Accompanying that poverty are health problems that disproportionally strike underserved urban neighborhoods: type 2 diabetes, cancer, heart disease, infant mortality, drug abuse.

TEACH-MS, short for Transforming Education and Community Health for Medical Students, aims to create physician leaders who understand how urban underserved communities work, and can use that context to improve health.

Launched in 2010, the UC Davis School of Medicine track is strong in fundamental medical education but also goes the extra mile to teach students how to disseminate health information effectively and equitably, with crucial sensitivity to cultural and economic obstacles.

For example, effective and respectful nutritional counseling that aims to stave off type 2 diabetes must be delivered in the context of what a patient learned about nutrition growing up, what foods they can reasonably afford on a restricted budget – and whether they can even find healthy options nearby in inner-city food deserts with limited transportation.

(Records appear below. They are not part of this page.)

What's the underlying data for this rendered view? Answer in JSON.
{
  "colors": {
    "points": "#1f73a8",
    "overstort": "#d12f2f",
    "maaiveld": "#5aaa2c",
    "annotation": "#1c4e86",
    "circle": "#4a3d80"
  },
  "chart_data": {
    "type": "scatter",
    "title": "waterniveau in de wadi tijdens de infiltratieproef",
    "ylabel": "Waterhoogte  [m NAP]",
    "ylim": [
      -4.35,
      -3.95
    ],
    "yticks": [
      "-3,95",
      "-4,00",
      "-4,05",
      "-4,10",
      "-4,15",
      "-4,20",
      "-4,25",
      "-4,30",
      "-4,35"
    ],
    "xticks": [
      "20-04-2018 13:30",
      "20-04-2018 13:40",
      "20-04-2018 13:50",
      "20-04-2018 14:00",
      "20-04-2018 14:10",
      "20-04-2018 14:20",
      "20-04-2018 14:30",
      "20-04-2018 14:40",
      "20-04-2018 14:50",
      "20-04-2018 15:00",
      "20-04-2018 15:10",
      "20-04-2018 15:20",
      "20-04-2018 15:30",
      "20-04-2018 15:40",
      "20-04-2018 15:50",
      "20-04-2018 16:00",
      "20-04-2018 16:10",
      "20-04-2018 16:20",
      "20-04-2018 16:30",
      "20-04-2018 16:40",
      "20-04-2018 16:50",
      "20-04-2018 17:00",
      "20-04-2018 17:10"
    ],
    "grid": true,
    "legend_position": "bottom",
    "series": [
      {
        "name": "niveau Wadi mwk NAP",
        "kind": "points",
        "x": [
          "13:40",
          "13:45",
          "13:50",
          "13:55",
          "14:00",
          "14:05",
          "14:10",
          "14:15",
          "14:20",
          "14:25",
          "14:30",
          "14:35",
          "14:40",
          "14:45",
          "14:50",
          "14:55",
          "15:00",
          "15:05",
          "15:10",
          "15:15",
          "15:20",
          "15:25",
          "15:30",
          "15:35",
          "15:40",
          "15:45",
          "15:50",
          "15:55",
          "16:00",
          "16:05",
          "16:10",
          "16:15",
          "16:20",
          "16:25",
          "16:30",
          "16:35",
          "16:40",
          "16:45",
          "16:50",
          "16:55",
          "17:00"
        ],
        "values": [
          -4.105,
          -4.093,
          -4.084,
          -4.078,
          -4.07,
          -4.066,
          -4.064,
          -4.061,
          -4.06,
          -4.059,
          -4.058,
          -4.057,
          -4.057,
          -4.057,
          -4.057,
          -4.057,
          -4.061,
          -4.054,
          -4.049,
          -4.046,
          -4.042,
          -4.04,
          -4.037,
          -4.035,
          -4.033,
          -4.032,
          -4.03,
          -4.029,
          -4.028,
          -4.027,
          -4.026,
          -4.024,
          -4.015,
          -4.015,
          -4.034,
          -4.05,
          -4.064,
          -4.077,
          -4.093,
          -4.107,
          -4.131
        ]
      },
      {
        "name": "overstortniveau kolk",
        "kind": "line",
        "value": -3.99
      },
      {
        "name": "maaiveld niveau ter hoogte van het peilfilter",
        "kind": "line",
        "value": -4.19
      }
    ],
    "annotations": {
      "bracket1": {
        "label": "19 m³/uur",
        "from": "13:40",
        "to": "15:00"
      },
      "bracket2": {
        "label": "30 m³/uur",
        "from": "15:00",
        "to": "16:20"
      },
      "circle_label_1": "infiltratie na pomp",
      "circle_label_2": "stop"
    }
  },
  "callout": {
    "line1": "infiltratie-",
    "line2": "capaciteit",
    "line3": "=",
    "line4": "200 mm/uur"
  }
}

The skills to deliver this care emerge through hands-on clinical experiences at community clinics in Oak Park, including a longstanding bidirectional partnership with Sacramento County to deliver care and train students and medical residents through its Federally Qualified Health Center for low-income adults. (Three TEACH residency graduates are also primary care providers at the county).

Students also network with community leaders and support programs and develop response plans, gaining social context to apply with both patients and populations.

“Engaging our students in the community early in their training helps them to approach each patient with kindness, to recognize personal bias and abandon judgment, to truly listen and to meet the patient where they are,” said Dr. Stephany Sanchez, a UC Davis internal medicine physician and TEACH residency graduate who now co-directs the program. “Ultimately, that allows them to build an alliance with the patient in order to better their health.”

The program currently accepts up to six students from each incoming class.